August 07, 2019 Articles

New Jersey Supreme Court Rights Course of Arbitrability

The court ruled that arguments of bait-and-switch fraud or of agreements that were not “knowingly and voluntarily” signed and agreed to must be decided by the arbitrator.

By Robert E. Bartkus

On March 12, 2019, an ADR Committee article, “New Jersey Court Puts Brakes on Arbitration after Car Deals are Called Off,” reported on the precedential Appellate Division opinion in Goffe v. Foulke Management Corp. 454 N.J. Super 260 (App. Div. 2018), declining to compel arbitration because the car purchases were said to have been “rescinded.” When disputes arose regarding the transaction, and the customers returned the cars, the sales agreements were deemed to have been rescinded, either by their terms or based on a subsequent agreement rescinding the purchase.
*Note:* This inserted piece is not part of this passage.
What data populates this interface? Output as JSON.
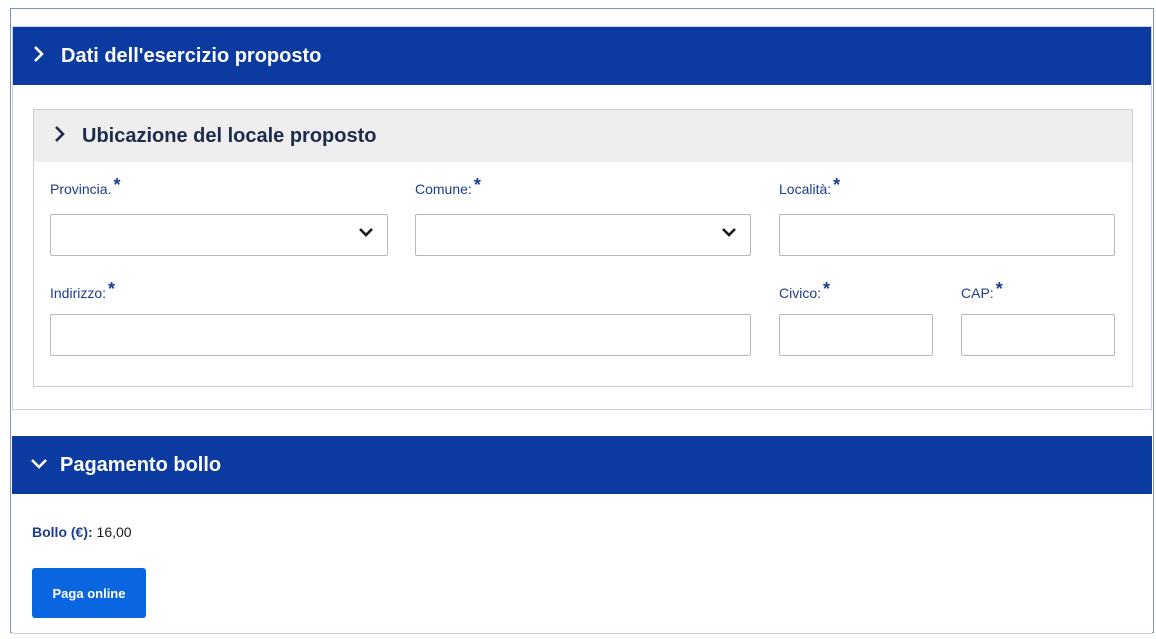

The Appellate Division held that the legal effect of the rescission was to “return [the parties] to square one—in legal terms, the status quo ante . . . .” As the article stated: “Just as the rescission nullified the parties’ obligations concerning the car purchase, [the court held] ‘there can be no doubt that the arbitration provisions [in the original contracts] were discarded in the process.’” The court also found that the dealer may have failed to comply with the Consumer Fraud Act requirement to provide a copy of the purchase agreement at the time of the transaction, in which case the purchase agreement would be unenforceable. It remanded to the trial court to require discovery and determine whether the allegations of fraud were substantiated and, based on those findings resolve the motion to compel arbitration anew. The broader implications of the Goffe decision were discussed in a May 24, 2018 article, “New Jersey Holds That Rescission Defeats Arbitration.”